My 15 minutes of fame, however, translated into the loss of my good name and my reputation, and the end of my 30-year career in broadcast journalism.
I can only plead to the media to consider that there is a real person at the center of this frenzy. As someone who used to assign journalists stories for a living, and whose gender transition ironically became your assignment, I beg you to choose your words more carefully.
Focusing on clothing and makeup — as if trans women are drag queens or clowns — dehumanizes us all and trivializes what it means to be a woman. Speculating about surgeries is no more fair to us than strangers asking you about your hysterectomy, colonoscopy, or prostate exam. When someone decided it was my turn, your cameras and blogs and puns magnified my every mistake, for all to see and mock.
Nobody, not even me, knew how deeply someone suffering a seizure and amnesia can be affected by that. In July 2013, three months into living full-time in my true gender, I suddenly had no memory of being trans, and in an act of delusion, I renounced it in an email to colleagues and detransitioned, triggering yet another tsunami of negative publicity.
Because even though detransition happens on rare occasions, it’s taboo. It aids our enemies and perpetuates the myth that we who say we were born this way are just pretenders, that we can be “cured,” or live as we once did through crackpot ideas like reparative therapy. I myself was used as “proof” by anti-LGBT zealots like Matt Barber and Michael Brown that being transgender is something you choose, that can be un-chosen, or that having amnesia is a cure for gender dysphoria. No, it's not.
Luckily for me, once my delusion ended and my memories finally returned, I resumed my transition in secret in hopes of avoiding a third round of headlines. Eventually I lived part-time, and then fully reclaimed my authentic identity.
At the very least, media attention to details like nail polish, hairstyles, and tracheal shaves undercut our genuine attempts to present ourselves as authentic. Even trans men are not immune from harsh judgment. The public's fascination with transgender identities — a curiosity about people like Jenner — drives gossip, sells papers, and draws page views.
Gender dysphoria is real. Hormone replacement therapy helps. Living authentically is the only true solution to gender dysphoria. I know.
Even considering my own negative experiences, it’s not my place to speculate what Jenner may or may not be going through. I do, however, recognize the fear that comes with being talked about, trying to avoid stumbling in front of the whole world, as you undergo the biggest change in your life since puberty.
I’m confident that sooner or later the whole world will hear from Jenner about this. To those looking in from the outside, you cannot imagine what it’s like being in the position where transition is the only way to live.
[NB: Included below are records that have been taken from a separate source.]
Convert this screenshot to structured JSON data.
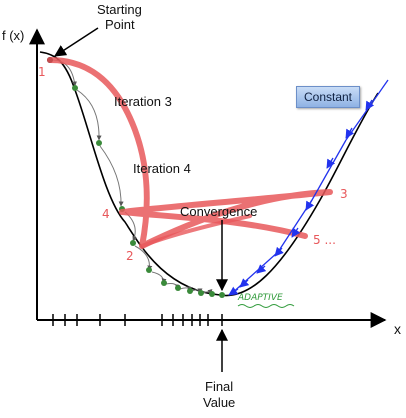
{
  "labels": {
    "y_axis": "f (x)",
    "x_axis": "x",
    "starting_point_line1": "Starting",
    "starting_point_line2": "Point",
    "iteration3": "Iteration 3",
    "iteration4": "Iteration 4",
    "convergence": "Convergence",
    "final_value_line1": "Final",
    "final_value_line2": "Value",
    "constant": "Constant"
  },
  "handwritten": {
    "num1": "1",
    "num2": "2",
    "num3": "3",
    "num4": "4",
    "num5": "5 ...",
    "adaptive": "ADAPTIVE"
  },
  "colors": {
    "curve": "#000000",
    "adaptive_path": "#e8585b",
    "constant_arrows": "#2233ee",
    "step_dots": "#3a8a3a",
    "constant_box": "#a9c6ee"
  }
}
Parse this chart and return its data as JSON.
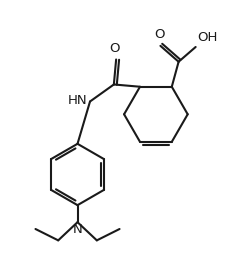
{
  "bg_color": "#ffffff",
  "line_color": "#1a1a1a",
  "line_width": 1.5,
  "font_size": 9.5,
  "fig_width": 2.3,
  "fig_height": 2.74,
  "dpi": 100,
  "xlim": [
    0,
    10
  ],
  "ylim": [
    0,
    12
  ]
}
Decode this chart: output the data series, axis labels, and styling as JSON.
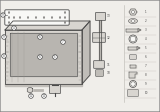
{
  "bg_color": "#f0eeea",
  "line_color": "#4a4a4a",
  "light_gray": "#d8d5d0",
  "mid_gray": "#b8b5b0",
  "dark_gray": "#989590",
  "white": "#f8f8f6",
  "shadow": "#c0bdb8"
}
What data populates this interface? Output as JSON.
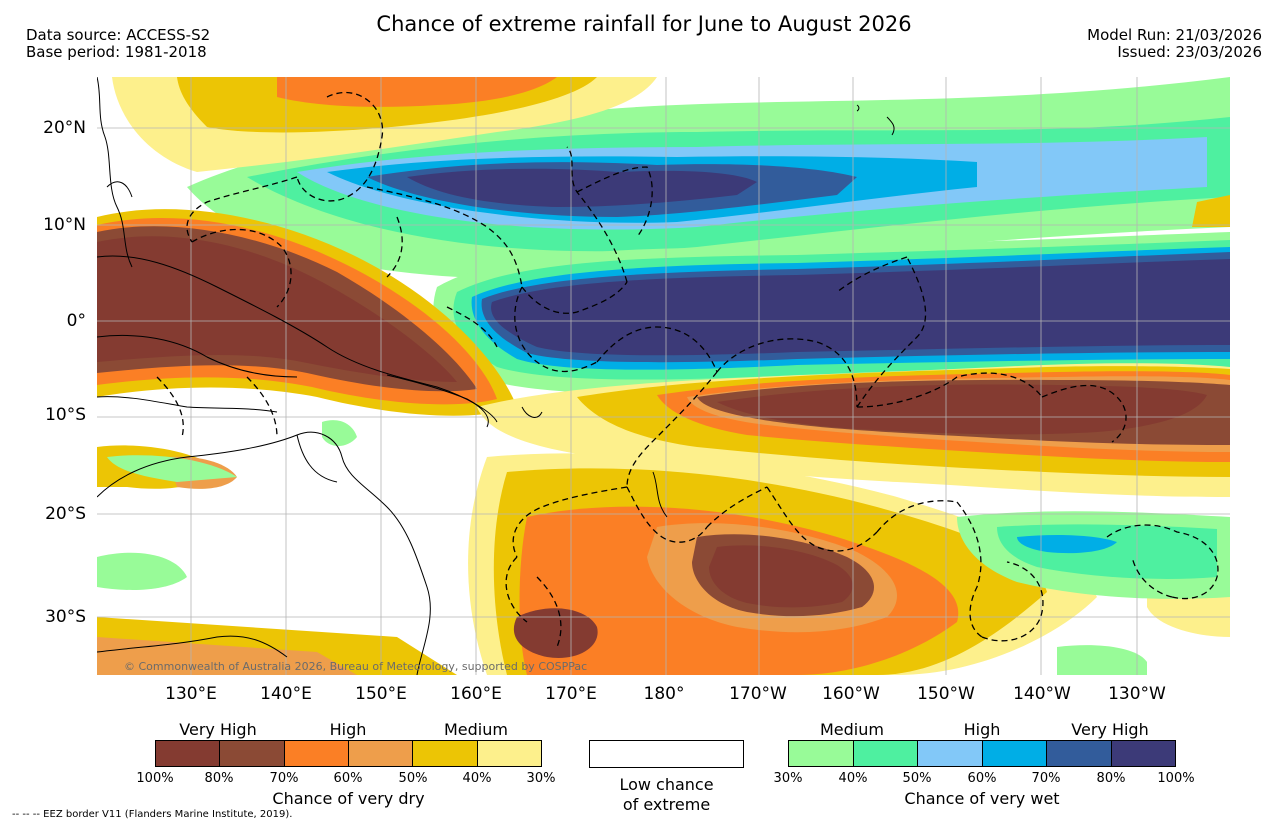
{
  "header": {
    "title": "Chance of extreme rainfall for June to August 2026",
    "data_source": "Data source: ACCESS-S2",
    "base_period": "Base period: 1981-2018",
    "model_run": "Model Run: 21/03/2026",
    "issued": "Issued: 23/03/2026"
  },
  "map": {
    "lat_labels": [
      "20°N",
      "10°N",
      "0°",
      "10°S",
      "20°S",
      "30°S"
    ],
    "lon_labels": [
      "130°E",
      "140°E",
      "150°E",
      "160°E",
      "170°E",
      "180°",
      "170°W",
      "160°W",
      "150°W",
      "140°W",
      "130°W"
    ],
    "copyright": "© Commonwealth of Australia 2026, Bureau of Meteorology, supported by COSPPac"
  },
  "legend": {
    "dry": {
      "top_labels": [
        "Very High",
        "High",
        "Medium"
      ],
      "ticks": [
        "100%",
        "80%",
        "70%",
        "60%",
        "50%",
        "40%",
        "30%"
      ],
      "title": "Chance of very dry",
      "colors": [
        "#843b31",
        "#8b4a35",
        "#fb7f25",
        "#ee9e4b",
        "#ecc505",
        "#fdf08c"
      ]
    },
    "low": {
      "line1": "Low chance",
      "line2": "of extreme"
    },
    "wet": {
      "top_labels": [
        "Medium",
        "High",
        "Very High"
      ],
      "ticks": [
        "30%",
        "40%",
        "50%",
        "60%",
        "70%",
        "80%",
        "100%"
      ],
      "title": "Chance of very wet",
      "colors": [
        "#98fb98",
        "#4ef0a0",
        "#82c8f8",
        "#00aee6",
        "#325c9b",
        "#3c3a78"
      ]
    }
  },
  "footer": {
    "eez_note": "--  --  -- EEZ border V11 (Flanders Marine Institute, 2019)."
  },
  "palette": {
    "vdry": "#843b31",
    "vdry2": "#8b4a35",
    "hdry": "#fb7f25",
    "hdry2": "#ee9e4b",
    "mdry": "#ecc505",
    "mdry2": "#fdf08c",
    "mwet": "#98fb98",
    "mwet2": "#4ef0a0",
    "hwet": "#82c8f8",
    "hwet2": "#00aee6",
    "vwet": "#325c9b",
    "vwet2": "#3c3a78"
  }
}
To Jenner and all those who live authentically, here is something even the media frenzy cannot take away:
The feeling you have when you are all alone, and you look in the mirror and see your true self looking back at you, and you feel for the first time that sense of self-esteem, self-worth, and love for your true self that until that moment had only been a dream.
My hope for Bruce Jenner is to experience that, without a camera recording it.
DAWN ENNIS is a blogger at LifeAfterDawn.com and media correspondent for The Advocate. She was the first transgender journalist in a position of editorial authority at any of the major TV networks in the U.S. to transition on the job.